Pontos doutrinais da DSI:
  • Ponto 8 - Estado de bem-estar social é necessário e toda a evidência empírica demonstra isso, de forma que só o barbarismo austríaco mais ralé nega isso. Ele entretanto, como demonstram os professores Célia e Jacques Kerstenetzky devem ser subsidiários, favorecendo e reforçando o papel das autoridades políticas mais próximas do cidadão, bem, como elementos orgânicos do tecido social tais como igrejas, associações de moradores, cooperativas, etc. Isso trava o próprio crescimento do Estado, concedendo autonomia às comunidades como força contrária a força expansiva do Estado. O que caso ocorresse comprometeria a estabilidade fiscal do Estado e a liberdade dos cidadãos. Esse talvez seja o ponto mais pacífico, pois desde neoclássicos a desenvolvimentistas concordam coma  existência desse tipo de auxílio, variando apenas as preferências ideológicas de cada grupo, e como tal, ao favorecer um modelo democrata cristão, não é diferente para este autor.

  • Ponto 9 - Distributismo aplicado à propriedade. Ou seja, favorecer a aquisição da própria terra no campo, tais como uma sã reforma agrária não confiscatória (salvo em raras exceções definidas objetivamente em lei) e igualitarista, com incentivos de crédito e tributação a aquisição da pequena propriedade rural, Também o micro-crédito favorecendo a aquisição de pequenos veículos de capital doméstico para a economia popular, não como política macroeconômica principal, mas como complemento microeconômico de renda (carrinhos de churrasco e churros, máquinas de costura, entre outros mini-capitais). Como política pública de maior expressão favorecer a participação dos trabalhadores nos lucros e no capital através do favorecimento de cooperativas e de incentivo a pulverização do capital mediante concessão de ações das empresas aos funcionários além do pagamento em salário. De tal forma em que a justiça não seja apenas redistributiva mas propriamente distributiva.
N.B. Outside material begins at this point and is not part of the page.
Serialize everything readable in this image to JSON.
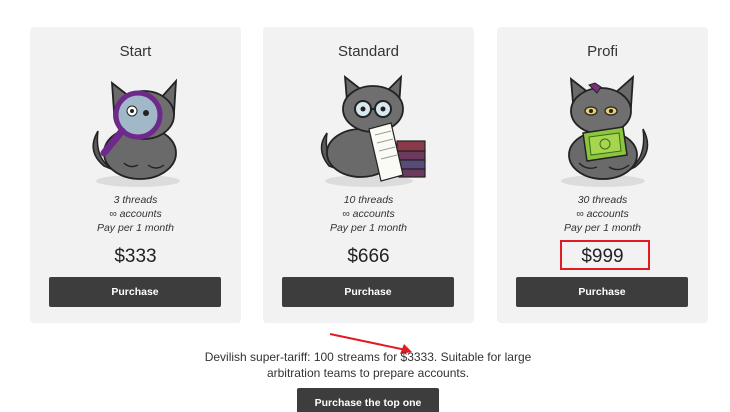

  • Ponto 10 - A censura moral dos mercados é um ponto importantíssimo, não basta que a economia seja efetiva em mecanismos de justiça material, mas também em justiça formal, coibindo assim mercados como a  contracepção, o aborto, e o comércio de drogas alucinógenas, e limitando outros com tributação pesada tais como a pornografia, bem como a exclusão legal da prostituição.

Desta forma, temos aqui, expostos em 10 princípios, dos quais 7 são estruturais de uma economia e 3 principiológicos quanto a possibilidade de conciliação do ordoliberalismo, do distributismo, do neo-desenvolvimentismo e do novo keynesianismo.